GUATEMALA CITY (Reuters) – Guatemala’s Supreme Court yesterday ratified the extradition of Javier Duarte, a former state governor from Mexico’s ruling party wanted on charges of embezzlement and organized crime, and he could soon be turned over to Mexican authorities, a top official said.
Carlos Morales, Guatemala’s foreign minister, told reporters that the Mexican embassy in the Central American nation had been notified that the court’s ruling allowed for Duarte to be taken to Mexico as soon as Mexican authorities can put him on a plane.
“As of this afternoon, we are able to hand over Duarte in an hour, in two hours, if Mexico wants it that way,” he said.
An official at Mexico’s attorney general’s office said they did not expect to bring Duarte back to Mexico in the coming hours.
Duarte, who governed Veracruz for President Enrique Pena Nieto’s Institutional Revolutionary Party (PRI) until last year, denies any wrongdoing.

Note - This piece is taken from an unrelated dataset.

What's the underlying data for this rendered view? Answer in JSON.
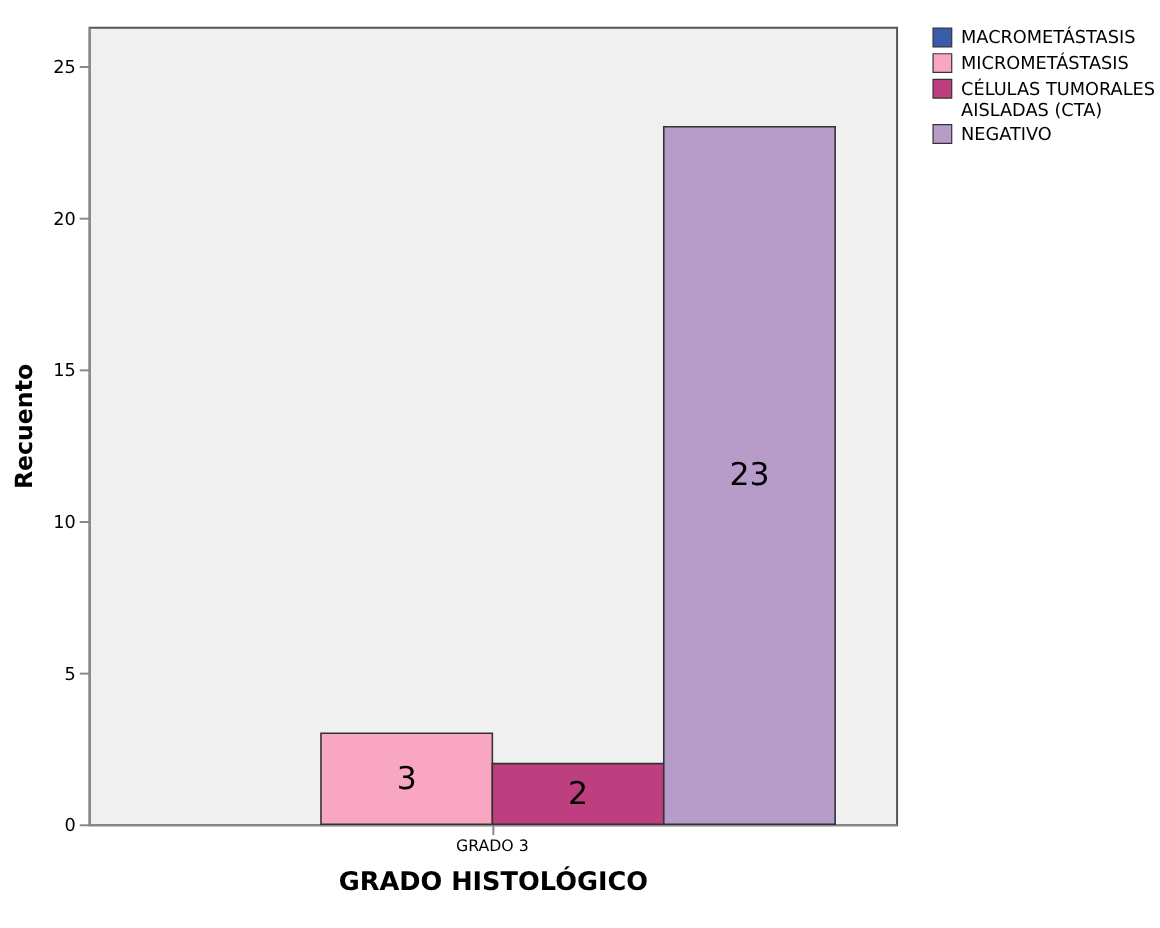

He was arrested in Guatemala in April after more than five months on the run. He disappeared last October after he stepped down from office and authorities issued an arrest warrant.
He is now facing state-level and federal charges relating to accusations he used state institutions to funnel public funds into private companies.
Duarte has been held in a military prison in the Guatemalan capital since his arrest.
Under Duarte’s rule, the oil-rich state of Veracruz saw a spike in gang violence and kidnappings. Accusations of widespread corruption in his administration had become an embarrassment for Pena Nieto.